Japan is now in the same boat as the UK and the US. Each nation put hundreds of billions of dollars toward stimulus packages to keep their economies from going into recessions deeper than the extraordinary one that hit the world from 2007 to 2009. The trouble is that the downturn also undercut tax revenues from both individuals and companies. The results of the two causes is that national deficits expanded quickly.
Japan faces that issue of whether it should withdraw financial support to decrease deficits but risk that without an ongoing injection of capital that its economy will begin to falter again.

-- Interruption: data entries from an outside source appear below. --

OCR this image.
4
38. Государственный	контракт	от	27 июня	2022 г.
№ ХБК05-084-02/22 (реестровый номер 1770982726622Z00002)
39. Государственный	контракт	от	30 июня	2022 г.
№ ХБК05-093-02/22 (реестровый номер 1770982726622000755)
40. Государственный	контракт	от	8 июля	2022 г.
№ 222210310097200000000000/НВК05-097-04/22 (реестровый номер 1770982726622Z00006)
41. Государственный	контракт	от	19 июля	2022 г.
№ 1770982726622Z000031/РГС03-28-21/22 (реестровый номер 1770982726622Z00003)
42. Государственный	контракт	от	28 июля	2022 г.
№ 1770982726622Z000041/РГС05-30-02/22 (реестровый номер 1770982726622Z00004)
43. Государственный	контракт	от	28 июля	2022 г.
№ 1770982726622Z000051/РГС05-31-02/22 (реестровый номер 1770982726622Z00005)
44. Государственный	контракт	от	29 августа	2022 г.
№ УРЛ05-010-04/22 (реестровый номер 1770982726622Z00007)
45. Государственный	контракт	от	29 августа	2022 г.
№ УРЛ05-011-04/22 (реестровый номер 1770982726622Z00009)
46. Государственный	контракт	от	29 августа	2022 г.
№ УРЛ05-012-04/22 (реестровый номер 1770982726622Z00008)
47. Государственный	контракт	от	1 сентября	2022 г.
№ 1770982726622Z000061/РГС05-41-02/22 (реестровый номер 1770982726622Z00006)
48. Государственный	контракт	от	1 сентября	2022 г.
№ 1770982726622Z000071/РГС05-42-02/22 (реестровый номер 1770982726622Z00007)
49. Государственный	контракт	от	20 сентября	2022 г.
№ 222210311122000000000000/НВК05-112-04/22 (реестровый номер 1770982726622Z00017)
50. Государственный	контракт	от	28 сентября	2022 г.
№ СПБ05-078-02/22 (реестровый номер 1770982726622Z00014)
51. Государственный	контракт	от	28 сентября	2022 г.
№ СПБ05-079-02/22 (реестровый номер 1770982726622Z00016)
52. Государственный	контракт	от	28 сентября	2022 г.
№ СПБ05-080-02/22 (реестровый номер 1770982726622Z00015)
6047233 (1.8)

Japan’s situation is unlike the one in the US. Productivity in America married to a huge consumer base had helped GDP growth to return quickly to pre-recession levels. Even high unemployment has not kept economic expansion slow. The Fed’s police of keeping interest rates near zero has helped expansion and kept inflation low.
In Japan, its critical export industries–autos, consumer electronics, and financial services–have been under pressure from lower-priced alternatives primarily from China and South Korea. Japan can no longer match these two countries in low labor costs. That, in turn, makes it difficult for Japanese workers to demand higher wages. Japan’s consumer spending has stalled and with it GDP growth.
The IMF warning is that Japan cannot continue to shoulder growing deficits. The alternative is a cut in public stimulus money which could knock away essential buttresses to the nation’s economy.